Waweru saw an opportunity to sell to this segment by negotiating payment agreements with their employers. He approached one company, signed up 39 workers who were interested in acquiring bicycles, and convinced the managing director to enable them to pay for the bicycles by deducting a small amount from their salaries every month.
“The pilot was so successful that in three weeks I had got referrals to one of the biggest private security firms in the country. I had orders for around 6,800 bicycles. It became a nightmare. I did not know where to start.”
But even with the new financing model, Waweru soon ran into other problems. Because he was stocking second-hand products from a variety of manufacturers, accessing spare parts was a challenge. And in instances where workers spent the same amount on different bicycle models, some would feel short-changed.
“I realised it was inevitable that I had to make my own bicycle for this market.”
Two years ago Waweru shifted his focus from retailing to working on setting up a bicycle assembly plant in Nairobi. He says the facility will likely open between the end of this year and early 2017. The parts will be sourced from Taiwan.
Within its first year of operation, Waweru expects the factory to produce 10,000 units a month.
“There are enough people in this market to buy bicycles. We will work with companies that will deduct a small amount from their workers’ pay to enable them to make the purchase. We are going to reach these low-earning employed people who walk to work. It is a humungous market,” he says.
Another sales channel will be through a network of retail franchisees. Waweru notes there is an expanding class of higher-income buyers who cycle for exercise and networking purposes.
“We will probably make more money selling to these people who buy high-end bicycles for social reasons, rather than for daily commuting.”

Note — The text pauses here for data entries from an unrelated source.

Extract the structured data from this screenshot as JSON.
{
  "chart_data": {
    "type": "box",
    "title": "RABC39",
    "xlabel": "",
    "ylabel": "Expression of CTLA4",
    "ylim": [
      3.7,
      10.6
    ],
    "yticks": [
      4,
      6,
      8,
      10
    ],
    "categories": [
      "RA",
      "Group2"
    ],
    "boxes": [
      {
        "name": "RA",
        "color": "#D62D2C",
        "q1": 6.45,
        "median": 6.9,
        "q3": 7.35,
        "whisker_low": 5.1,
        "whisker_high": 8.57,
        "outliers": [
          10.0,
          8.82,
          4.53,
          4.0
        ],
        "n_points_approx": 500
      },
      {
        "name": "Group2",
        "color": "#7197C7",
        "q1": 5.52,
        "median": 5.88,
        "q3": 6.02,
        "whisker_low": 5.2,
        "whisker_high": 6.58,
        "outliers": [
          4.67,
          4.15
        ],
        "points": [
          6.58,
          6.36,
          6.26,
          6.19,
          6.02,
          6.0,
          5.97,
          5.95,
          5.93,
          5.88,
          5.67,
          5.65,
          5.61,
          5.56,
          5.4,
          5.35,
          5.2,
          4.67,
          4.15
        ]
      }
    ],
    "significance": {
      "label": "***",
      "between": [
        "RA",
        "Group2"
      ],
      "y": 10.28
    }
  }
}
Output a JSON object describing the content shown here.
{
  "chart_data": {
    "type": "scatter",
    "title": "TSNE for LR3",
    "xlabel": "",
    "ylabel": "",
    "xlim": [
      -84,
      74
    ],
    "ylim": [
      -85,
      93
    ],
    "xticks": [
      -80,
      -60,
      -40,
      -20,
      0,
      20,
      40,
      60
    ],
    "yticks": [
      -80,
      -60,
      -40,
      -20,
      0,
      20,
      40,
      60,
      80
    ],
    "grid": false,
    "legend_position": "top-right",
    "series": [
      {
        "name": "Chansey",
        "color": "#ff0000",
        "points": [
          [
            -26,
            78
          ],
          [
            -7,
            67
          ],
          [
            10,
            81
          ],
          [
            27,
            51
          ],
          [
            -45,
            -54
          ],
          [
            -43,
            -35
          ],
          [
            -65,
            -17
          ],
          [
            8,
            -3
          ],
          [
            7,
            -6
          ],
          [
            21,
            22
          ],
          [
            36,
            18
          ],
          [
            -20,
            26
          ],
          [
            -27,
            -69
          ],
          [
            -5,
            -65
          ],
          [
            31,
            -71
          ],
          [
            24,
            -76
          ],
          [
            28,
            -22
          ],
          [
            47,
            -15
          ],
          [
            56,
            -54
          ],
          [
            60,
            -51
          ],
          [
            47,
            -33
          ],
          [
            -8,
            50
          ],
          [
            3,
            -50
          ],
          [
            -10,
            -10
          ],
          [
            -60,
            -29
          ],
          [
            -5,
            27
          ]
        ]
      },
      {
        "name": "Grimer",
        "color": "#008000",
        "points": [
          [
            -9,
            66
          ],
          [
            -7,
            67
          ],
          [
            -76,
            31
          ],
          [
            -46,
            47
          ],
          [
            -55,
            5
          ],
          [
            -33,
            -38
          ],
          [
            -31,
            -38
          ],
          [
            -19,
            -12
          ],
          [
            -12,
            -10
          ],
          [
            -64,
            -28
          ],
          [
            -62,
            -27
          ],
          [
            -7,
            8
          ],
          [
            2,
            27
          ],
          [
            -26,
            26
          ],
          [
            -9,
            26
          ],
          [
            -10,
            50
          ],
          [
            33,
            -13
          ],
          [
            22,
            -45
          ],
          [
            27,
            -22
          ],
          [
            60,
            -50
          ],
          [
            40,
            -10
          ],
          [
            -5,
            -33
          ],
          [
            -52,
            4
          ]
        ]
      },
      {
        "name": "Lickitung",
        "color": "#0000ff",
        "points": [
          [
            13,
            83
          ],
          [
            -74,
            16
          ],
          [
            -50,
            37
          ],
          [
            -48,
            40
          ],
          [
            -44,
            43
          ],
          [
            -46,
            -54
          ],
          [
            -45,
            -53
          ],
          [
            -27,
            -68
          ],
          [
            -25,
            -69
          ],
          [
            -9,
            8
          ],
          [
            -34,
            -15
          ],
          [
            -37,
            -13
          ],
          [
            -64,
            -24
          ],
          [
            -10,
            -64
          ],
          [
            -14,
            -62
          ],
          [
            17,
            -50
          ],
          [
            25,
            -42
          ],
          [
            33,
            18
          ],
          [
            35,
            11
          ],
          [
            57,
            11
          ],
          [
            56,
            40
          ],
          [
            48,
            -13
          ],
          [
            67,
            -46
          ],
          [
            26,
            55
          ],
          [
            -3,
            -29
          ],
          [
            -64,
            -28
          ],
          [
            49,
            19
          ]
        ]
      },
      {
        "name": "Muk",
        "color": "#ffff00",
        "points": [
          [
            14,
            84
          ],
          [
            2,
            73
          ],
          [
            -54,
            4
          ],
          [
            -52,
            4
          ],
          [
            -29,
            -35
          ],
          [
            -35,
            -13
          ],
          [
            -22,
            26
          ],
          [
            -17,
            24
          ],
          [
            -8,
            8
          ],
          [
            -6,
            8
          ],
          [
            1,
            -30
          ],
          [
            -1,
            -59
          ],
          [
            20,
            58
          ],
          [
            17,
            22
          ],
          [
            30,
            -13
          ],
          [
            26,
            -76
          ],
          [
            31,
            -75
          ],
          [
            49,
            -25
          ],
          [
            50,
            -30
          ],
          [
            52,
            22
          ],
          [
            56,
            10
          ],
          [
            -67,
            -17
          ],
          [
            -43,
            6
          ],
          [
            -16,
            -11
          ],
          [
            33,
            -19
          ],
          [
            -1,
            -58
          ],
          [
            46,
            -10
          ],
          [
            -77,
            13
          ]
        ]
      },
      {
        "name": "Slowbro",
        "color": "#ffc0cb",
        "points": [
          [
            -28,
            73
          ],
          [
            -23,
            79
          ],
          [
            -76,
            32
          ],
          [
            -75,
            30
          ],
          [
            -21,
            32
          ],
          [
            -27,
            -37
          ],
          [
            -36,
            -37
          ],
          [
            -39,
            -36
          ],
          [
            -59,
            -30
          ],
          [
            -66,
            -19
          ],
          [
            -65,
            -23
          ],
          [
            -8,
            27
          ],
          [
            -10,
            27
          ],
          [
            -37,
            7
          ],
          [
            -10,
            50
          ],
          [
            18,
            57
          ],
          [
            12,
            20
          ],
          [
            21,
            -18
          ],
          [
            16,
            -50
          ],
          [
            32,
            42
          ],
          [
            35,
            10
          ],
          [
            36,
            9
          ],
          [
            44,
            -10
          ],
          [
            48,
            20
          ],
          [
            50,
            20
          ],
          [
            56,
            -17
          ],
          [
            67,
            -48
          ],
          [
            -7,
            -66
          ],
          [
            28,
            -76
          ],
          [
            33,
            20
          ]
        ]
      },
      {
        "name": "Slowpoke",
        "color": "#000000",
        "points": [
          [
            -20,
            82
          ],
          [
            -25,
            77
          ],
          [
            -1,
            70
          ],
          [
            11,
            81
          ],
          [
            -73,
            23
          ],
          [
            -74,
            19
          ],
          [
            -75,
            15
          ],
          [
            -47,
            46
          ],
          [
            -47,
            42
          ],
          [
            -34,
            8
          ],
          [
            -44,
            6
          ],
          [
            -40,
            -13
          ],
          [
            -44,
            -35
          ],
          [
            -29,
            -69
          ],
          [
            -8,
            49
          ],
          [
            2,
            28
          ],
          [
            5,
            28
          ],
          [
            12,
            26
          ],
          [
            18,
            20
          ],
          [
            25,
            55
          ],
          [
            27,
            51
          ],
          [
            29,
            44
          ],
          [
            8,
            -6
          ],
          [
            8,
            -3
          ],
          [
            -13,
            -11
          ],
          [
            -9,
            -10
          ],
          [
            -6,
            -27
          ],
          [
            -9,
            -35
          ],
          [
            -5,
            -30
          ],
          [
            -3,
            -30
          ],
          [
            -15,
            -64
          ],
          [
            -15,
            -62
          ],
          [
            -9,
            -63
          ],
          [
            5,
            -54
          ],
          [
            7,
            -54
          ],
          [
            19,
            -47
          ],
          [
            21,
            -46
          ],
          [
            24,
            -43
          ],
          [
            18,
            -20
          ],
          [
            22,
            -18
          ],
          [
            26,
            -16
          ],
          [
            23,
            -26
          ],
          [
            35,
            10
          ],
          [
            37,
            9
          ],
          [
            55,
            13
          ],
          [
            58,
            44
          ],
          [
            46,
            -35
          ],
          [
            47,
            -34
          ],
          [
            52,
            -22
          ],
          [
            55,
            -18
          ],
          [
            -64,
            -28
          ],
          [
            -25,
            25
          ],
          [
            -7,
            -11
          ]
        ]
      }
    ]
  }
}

But the transition from retailing to building a production business has been challenging. Nonetheless, Waweru says he is motivated by the bigger opportunities this new model presents.
“I have faced difficult times. The past two years I have been living off daily budgets. I was living comfortably but in the pursuit of great success, which is setting up the assembly line, I have had to sacrifice much. I have even had to sometimes skip meals.
“I want low-hanging fruit, but what do I need to do to ensure that I will continually have low-hanging fruit? Let me endure a short period of sacrifice so I can have total harvest in the future.”